卤代有机物（HOCs）广泛存在于地表和工程水体中。这类有机物质包括人工合成化学品以及氯化消毒和自然卤化过程中生成的副产物。相较于非卤代有机物，HOCs具有更强的持久性、生物累积性和毒性，其在水环境中的转化和归趋是环境科学研究的热点。光化学降解（包括直接光解和间接光解）是影响HOCs在水环境中归趋和持久性的重要非生物转化途径。本研究选取对氯间二苯酚（PCMX）和双酚S（BPS）及其卤代衍生物作为研究对象，系统开展实验室和自然阳光光解实验，综合光谱学表征、光解动力学探究、光产物鉴定和模型构建，旨在阐明卤素取代基如何影响它们的光物理性质和光化学活性。

研究表明，在废水氯化消毒过程中，PCMX与HOCl发生亲电取代反应，导致氯代副产物的生成（Cl-PCMX、2Cl-PCMX）。在环境水平溴离子（Br^-）的存在下，卤代产物以溴代衍生物为主（Br-PCMX、2Br-PCMX）。由于卤素取代基的红移和重原子效应，卤代衍生物呈现出更强的光吸收特性和光反应活性。在中性pH条件下，四种卤代PCMX的B吸收带相较于母体分别红移了10、30、11和33 nm。在UV₂₅₄辐照条件下，光量子产率遵循2Br-PCMX（0.52 mol E^-1）> Br-PCMX（0.14 mol E^-1）> 2Cl-PCMX（0.11 mol E^-1）> Cl-PCMX（0.09 mol E^-1）> PCMX（0.04 mol E^-1）的规律。特别地，二卤代产物比单卤代产物更具光反应性。PCMX及其卤代衍生物的光转化途径包括光羟基化（+ OH）、光还原脱卤化（- X）和光亲核取代。生态毒性评估表明，卤代衍生物比母体PCMX具有更高的持久性、生物累积性和毒性。本研究结果加深了我们对PCMX在氯化消毒过程中的转化以及其卤代衍生物在后续紫外消毒过程或阳光照射水体中光化学行为的理解。

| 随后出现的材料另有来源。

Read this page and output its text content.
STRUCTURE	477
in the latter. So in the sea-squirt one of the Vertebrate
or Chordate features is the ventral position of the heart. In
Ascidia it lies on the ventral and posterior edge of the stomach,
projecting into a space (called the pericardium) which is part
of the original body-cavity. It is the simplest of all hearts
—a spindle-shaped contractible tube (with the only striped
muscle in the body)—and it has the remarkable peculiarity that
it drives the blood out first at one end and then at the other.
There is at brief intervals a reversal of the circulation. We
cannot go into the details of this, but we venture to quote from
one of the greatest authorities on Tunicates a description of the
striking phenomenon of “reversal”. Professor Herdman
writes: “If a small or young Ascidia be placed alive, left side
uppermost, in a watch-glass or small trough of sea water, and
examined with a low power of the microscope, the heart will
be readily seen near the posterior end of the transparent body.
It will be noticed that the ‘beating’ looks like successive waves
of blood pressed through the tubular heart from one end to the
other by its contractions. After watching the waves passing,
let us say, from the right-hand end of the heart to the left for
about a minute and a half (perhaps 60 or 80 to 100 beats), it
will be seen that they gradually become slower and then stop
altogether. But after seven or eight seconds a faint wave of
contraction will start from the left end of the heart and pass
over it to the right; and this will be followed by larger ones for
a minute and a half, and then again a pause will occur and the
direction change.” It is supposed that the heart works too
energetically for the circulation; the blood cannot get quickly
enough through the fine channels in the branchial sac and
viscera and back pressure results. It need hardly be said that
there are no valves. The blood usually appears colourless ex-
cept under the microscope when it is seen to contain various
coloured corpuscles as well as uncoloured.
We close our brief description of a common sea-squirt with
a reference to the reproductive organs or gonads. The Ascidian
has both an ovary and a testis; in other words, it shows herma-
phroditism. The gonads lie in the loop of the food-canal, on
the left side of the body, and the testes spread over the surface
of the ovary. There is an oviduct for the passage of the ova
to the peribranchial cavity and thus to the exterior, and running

卤取代基也显著改变了BPS的物理化学和光化学性质。光谱滴定结果显示，四氯双酚S（TCBPS，4.16）和四溴双酚S（TBBPS，4.13）的pK_a值比BPS（7.85）小约3.7个单位，表明卤代衍生物在环境相关pH条件下主要以酚阴离子形式存在。卤素取代基还导致TCBPS和TBBPS的吸收光谱相对于BPS发生了显著的红移，从而增强了卤代衍生物对阳光光子的吸收。同时，TCBPS和TBBPS的量子产率远高于BPS，这归因于卤取代基的重原子效应有利于系内窜越（ISC）生成三重激发态进而发生光致脱卤化反应。GCSOLAR模型预测表明，在天气晴朗、仲秋正午阳光辐照下，BPS、TCBPS和TBBPS在南京地区（32°2′7.3′′N, 118°50′21′′E）地表水中的近表层半衰期分别为810.2、3.4和0.7 min。毒性预测结果表明，BPS衍生物物及其光产物可能对水生生物具有潜在生态风险。研究结果表明，在阳光照射的地表水体和紫外线辐射的废水介质中，直接光解是四卤代BPS重要的转化过程。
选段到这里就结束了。